Ohio University students who teach in Ghana need to be flexible. Gaboury explained that one of her first challenges was to understand the accented English her students spoke. There are also many cultural differences. She was surprised to find that her students stood when she entered the classroom and "the kids are taught not to look you in the eye," Gaboury explained. She found that teaching methods she learned and used in the United States would not work in Ghana because her classes were so much bigger there and students were not accustomed to concepts like group work. Each of her six classes contained about 50 students. "You realize this is really different than how we do things at home," says Gaboury. "There are days you throw aside your lesson plans."
Although it's difficult to put into words just how this experience of living and working in another culture has changed her, Gaboury claims it has done just that. "You have to know that your life will change," she exclaims. "I realized that a teacher can do a lot with a black board and a piece of chalk and to expect excellence from my students no matter what." Gaboury hopes to do her student teaching abroad and says she may pursue a master's degree in Urban Education.
The Teach in Ghana Program was developed jointly by the Ohio University's Office of Education Abroad and the Institute for the African Child and takes place in fall quarter. Ohio University students interested in participating in the program must submit an application which includes an essay, recommendations and student records, then interview with a screening committee. Students and their parents participate in a pre-departure orientation during which they have the opportunity to talk with students from Ghana as well as faculty and staff members who have experience living in Ghana. For more information, interested students may contact Cathy Huber in the Office of Education Abroad at firstname.lastname@example.org or 597-2721.
Jennifer Cochran is assistant director for communications in the Center for International Studies.
Ghanaians find special connection
By Kelly Durso
Many students from around the world come to Ohio University every year to pursue a graduate degree. For the last five years, one African nation has seen a steady increase in enrollment and has become the most well-represented nation from Africa.
According to the fall 2003 international student enrollment figures from International Student and Faculty Services, there are currently 56 students enrolled in Ohio from Ghana. That is almost twice the size of the next country, Kenya, which has 27 students.
Acacia Nikoi, assistant director of African Studies, says that the steady increase in enrollment is due to faculty connections, environment and word of mouth. She says another important factor is the small-town atmosphere of Athens.

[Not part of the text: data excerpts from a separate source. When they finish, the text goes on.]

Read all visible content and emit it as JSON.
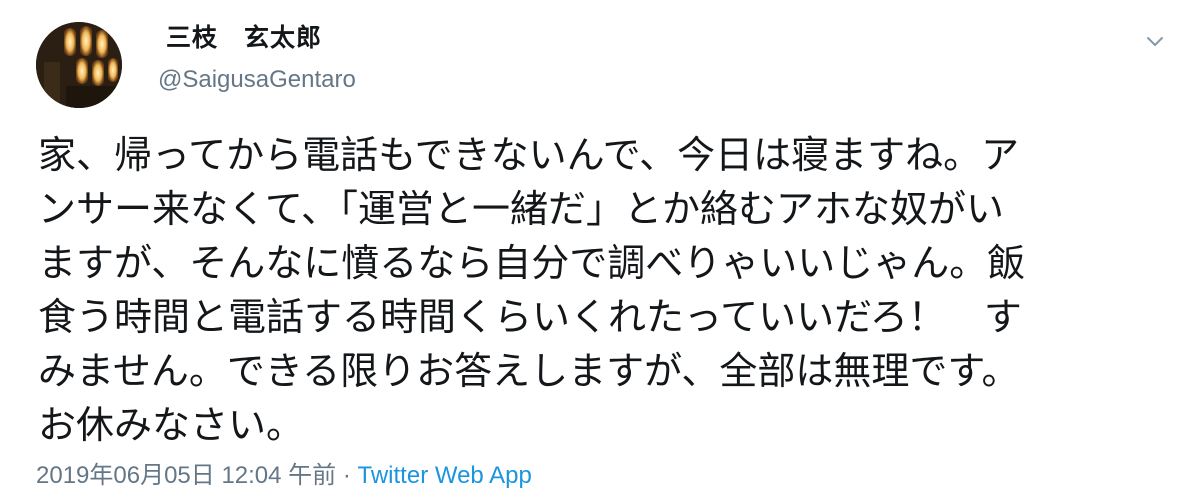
{
  "user": {
    "display_name": "三枝　玄太郎",
    "handle": "@SaigusaGentaro",
    "avatar_icon": "avatar-lights-icon"
  },
  "tweet": {
    "lines": [
      "家、帰ってから電話もできないんで、今日は寝ますね。ア",
      "ンサー来なくて、「運営と一緒だ」とか絡むアホな奴がい",
      "ますが、そんなに憤るなら自分で調べりゃいいじゃん。飯",
      "食う時間と電話する時間くらいくれたっていいだろ！　す",
      "みません。できる限りお答えしますが、全部は無理です。",
      "お休みなさい。"
    ]
  },
  "meta": {
    "timestamp": "2019年06月05日 12:04 午前",
    "separator": " · ",
    "source": "Twitter Web App"
  },
  "icons": {
    "menu": "chevron-down-icon"
  },
  "colors": {
    "text": "#14171a",
    "secondary": "#657786",
    "link": "#1b95e0"
  }
}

"Athens has a draw because it is a small town and doesn't have many distractions as a big city would," Nikoi says.
Kwaku Owusu-Kwarteng came to Ohio University after two of his friends recommended the school and its programs. He credits the desire of many students from Ghana to attend graduate school and a network of friends that have spread the word about Ohio University to the country.
"There is a very strong desire for graduate study but not much opportunity back in Ghana," Owusu-Kwarteng says. "The fact that there is a sense of adventure to find what is out there and bring it back to Ghana is the draw of studying abroad."
Owusu-Kwarteng says that Ohio University has made a substantial contribution to Ghana both financially and educationally. He says that many students return to Ghana to help their country and recommend the University to other students.
Nikoi agrees that the goal of many Ghanaians is to return home to improve their country. She hopes that the number of students from Ghana keeps growing as it has for the past five years, because she feels that Ghanaians play an important role at Ohio University.
"It's so great that we have so many Ghanaians," says Nikoi. "I think there presence enhances the programs they are in and the education of American students."
Kelly Durso is a student writer with University's Communications and Marketing.